Using Twitter to Track Drug Side Effects

Using Twitter to track anything? Er, maybe?

According to the Boston Globe, Boston Children’s Hospital researchers have found out that online postings could be a new way to identify problems with drugs sooner.

In an FDA-funded study published in the journal Drug Safety, researchers from Children’s, the FDA, and elsewhere searched through Twitter posts mentioning 23 commonly used medications. The list included antidepressants, sleeping pills, and popular over the counter remedies such as acetaminophen and ibuprofen, and even vaccines.

The study was conducted for over a six month period between 2012 and 2013. Of the 60,000 tweets mentioning these drugs or vaccines, 4,401 of the postings described side effects that the tweeter blamed on the medications or vaccines.

Hey, This Might Even Work. A Little.

This methodology certainly appears to be promising. Twitter is, by definition, a quick hit. No one is going to go into detail about their complaints. Further, since people are already at least somewhat cognizant of online issues with their own medical privacy, they might not want to go into too much detail. However, most people would, I believe, feel comfortable enough to tweet something like the following –

  • Aspirin is making me nauseous
  • I think Prednisone is giving me a rash
  • I don’t like taking Lipitor

For any researchers searching for information about side effects, Twitter and other social media platforms might prove to be useful. However, a caveat is most definitely in order – some people go to social media platforms pretty much for the sole purpose of complaining.

Context, as it often is, is important.

Are You Using Twitter to Track Anything Today?

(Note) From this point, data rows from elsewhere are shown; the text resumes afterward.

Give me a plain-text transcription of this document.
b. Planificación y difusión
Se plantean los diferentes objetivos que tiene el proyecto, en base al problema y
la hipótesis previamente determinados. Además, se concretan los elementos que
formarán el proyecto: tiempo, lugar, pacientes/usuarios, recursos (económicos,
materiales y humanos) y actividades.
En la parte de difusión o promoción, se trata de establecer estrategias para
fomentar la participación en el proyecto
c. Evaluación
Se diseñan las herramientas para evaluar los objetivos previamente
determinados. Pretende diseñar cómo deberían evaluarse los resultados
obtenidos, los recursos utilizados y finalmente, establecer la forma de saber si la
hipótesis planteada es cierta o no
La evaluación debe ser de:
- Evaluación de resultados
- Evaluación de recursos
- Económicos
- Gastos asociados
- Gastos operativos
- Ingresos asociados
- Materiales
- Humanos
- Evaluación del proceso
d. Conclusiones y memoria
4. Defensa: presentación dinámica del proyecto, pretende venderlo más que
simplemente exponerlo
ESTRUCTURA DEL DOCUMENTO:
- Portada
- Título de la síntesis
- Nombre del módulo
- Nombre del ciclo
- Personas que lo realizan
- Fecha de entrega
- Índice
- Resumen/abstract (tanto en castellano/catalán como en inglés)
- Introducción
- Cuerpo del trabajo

If anything, the microblogging site has gotten weirder. It’s far more fragmented and disjointed than it was when I wrote the first iteration of this post. But that was a good eight-plus years ago.

Of course, things are different. That should be a given. But the Twitter takeover by Elon Musk has upped the chaos factor.

And let’s not even talk about the disturbing swirl of Covid and vaccine misinformation.